Moodley joined Dr Gyda Christophersen from the Møreforsking “aksjeselskap” or AS, a research institute in Norway, to deliver a seminar, and joined several other experts on a panel for a project that forms part of SANOCEAN and focuses on “Emerging species for sea cucumber aquaculture”.
The seminar culminated in a reception hosted by the Research Council of Norway for all PIs of South Africa-Norway bilateral projects, postgraduate students, government officials, representatives of non-governmental organisations, and representatives of the Department of Forestry, Fisheries and the Environment (DFFE), among others.

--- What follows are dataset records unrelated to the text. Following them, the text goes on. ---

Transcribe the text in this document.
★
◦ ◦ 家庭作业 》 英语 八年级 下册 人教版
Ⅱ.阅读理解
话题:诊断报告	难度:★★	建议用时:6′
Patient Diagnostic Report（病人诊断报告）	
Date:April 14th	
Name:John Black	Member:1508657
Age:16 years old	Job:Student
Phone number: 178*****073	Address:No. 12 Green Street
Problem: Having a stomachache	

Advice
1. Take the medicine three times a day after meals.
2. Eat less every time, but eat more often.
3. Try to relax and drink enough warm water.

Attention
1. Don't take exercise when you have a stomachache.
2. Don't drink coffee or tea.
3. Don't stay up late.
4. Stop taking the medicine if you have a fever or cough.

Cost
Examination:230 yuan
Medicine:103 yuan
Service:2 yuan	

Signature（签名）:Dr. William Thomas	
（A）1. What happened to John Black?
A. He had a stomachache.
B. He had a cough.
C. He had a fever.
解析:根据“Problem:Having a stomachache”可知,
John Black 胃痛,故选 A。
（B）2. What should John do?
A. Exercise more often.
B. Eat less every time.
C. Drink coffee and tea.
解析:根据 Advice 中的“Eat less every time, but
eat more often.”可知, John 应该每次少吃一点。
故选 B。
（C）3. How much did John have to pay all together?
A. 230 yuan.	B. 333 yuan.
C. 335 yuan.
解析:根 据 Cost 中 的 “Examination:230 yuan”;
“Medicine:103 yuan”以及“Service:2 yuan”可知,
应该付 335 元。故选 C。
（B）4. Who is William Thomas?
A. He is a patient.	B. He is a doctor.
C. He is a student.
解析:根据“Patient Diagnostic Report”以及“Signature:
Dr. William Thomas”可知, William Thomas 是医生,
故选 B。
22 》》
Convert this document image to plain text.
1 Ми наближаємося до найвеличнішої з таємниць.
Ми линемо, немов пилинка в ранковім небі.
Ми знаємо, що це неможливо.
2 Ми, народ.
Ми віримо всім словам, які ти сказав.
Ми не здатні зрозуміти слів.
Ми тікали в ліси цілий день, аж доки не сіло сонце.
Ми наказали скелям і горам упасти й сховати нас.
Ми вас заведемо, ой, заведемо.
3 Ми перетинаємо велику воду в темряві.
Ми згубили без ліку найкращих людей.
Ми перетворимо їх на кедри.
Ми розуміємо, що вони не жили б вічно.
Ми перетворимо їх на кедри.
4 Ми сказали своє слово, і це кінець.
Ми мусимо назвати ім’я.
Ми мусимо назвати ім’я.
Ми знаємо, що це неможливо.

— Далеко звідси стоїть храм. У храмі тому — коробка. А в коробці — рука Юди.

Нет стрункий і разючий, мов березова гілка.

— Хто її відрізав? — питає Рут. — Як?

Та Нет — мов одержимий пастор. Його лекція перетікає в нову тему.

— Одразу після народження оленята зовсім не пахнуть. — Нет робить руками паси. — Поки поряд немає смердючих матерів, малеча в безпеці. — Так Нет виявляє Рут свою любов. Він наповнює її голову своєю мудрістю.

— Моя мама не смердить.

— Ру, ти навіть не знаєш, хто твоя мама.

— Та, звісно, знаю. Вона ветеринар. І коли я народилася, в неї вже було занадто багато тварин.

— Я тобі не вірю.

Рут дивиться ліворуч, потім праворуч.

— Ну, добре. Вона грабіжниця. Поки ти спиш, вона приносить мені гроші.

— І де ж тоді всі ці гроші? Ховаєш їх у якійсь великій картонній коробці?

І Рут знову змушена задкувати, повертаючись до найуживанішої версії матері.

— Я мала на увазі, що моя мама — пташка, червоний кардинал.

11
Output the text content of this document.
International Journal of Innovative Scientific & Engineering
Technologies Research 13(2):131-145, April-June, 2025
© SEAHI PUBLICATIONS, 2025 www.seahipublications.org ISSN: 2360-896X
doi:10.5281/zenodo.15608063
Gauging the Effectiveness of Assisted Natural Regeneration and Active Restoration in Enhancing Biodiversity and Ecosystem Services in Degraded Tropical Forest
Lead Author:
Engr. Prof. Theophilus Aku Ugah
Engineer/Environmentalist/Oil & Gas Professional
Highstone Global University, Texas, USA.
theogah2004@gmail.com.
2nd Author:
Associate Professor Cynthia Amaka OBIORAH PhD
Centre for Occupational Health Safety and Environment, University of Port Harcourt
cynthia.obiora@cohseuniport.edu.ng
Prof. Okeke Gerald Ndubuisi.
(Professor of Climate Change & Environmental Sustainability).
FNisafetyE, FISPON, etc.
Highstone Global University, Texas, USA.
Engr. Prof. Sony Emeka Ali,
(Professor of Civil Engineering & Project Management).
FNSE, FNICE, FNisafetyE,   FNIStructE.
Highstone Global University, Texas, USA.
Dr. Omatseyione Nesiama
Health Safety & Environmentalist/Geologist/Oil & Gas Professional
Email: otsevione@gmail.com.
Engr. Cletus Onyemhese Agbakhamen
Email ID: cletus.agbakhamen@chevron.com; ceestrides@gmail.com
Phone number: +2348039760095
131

The tallship was on its global voyage, the One Ocean Expedition, which aimed to create awareness of and share knowledge about the role of the ocean in sustainable development from a global perspective. The expedition is recognised as part of the United Nations Decade of Ocean Science for Sustainable Development.
While in Cape Town, the South Africa-Norway research team, including Dr Dale Arendse of the DFFE, visited the research aquarium and discussed research issues with personnel in aquaculture farms and facilities in Saldanha Bay, Paternoster, and Jacobsbaai.
Following the conference, Moodley organised and hosted a Sea Cucumber Aquaculture symposium in Durban, which was attended by the two Norwegian research collaborators, UKZN staff and postgraduate students in the MACE Lab in the School of Life Sciences (SLS).
Included in the programme was Emeritus Professor Ahmed Thandar in the SLS who spoke on Some Commercially Important Sea Cucumbers and Their Relative Scarcity in the Shallow Waters of South Africa. Moodley presented a talk entitled: South African Contributions to the SANOCEAN “Emergent Species for Sea Cucumber Aquaculture” Project.
Thandar, who is recognised as the only established sea cucumber taxonomy/systematics specialist in South Africa, said he was honoured and delighted to be invited to give a presentation.
‘I was impressed by the Norwegian-South African bilateral initiative led by (Moodley) and his Norwegian team to study aquaculture techniques in sea cucumbers; he and his fellow researchers must be congratulated for their efforts to date and for the organisation of this symposium,’ said Thandar.
Christophersen’s address at the symposium involved Spawning and Larval Development in Sea Cucumbers while Dr Jan Sunde spoke on Feeding and Growth in Captivity/ Fishing and Legislation in Sea Cucumbers. Postgraduate students in MACE Lab also delivered presentations based on their research.
Thandar complimented the MACE Lab’s postgraduate students for their insightful contributions to the biology of what he called a neglected group of echinoderms.
‘I was much impressed by the quality of the presentations and the dedication of the presenters and learned a lot about various aspects of the biology of this group, especially aspects of their feeding, biochemistry, and reproductive biology, and hope this initiative will continue well into the future,’ said Thandar.
‘The symposium was a huge success and provided a great opportunity for South African scientists and postgraduate students to not only showcase their research, but to also discuss matters of mutual interest and challenging research issues with our Norwegian research collaborators,’ said Moodley.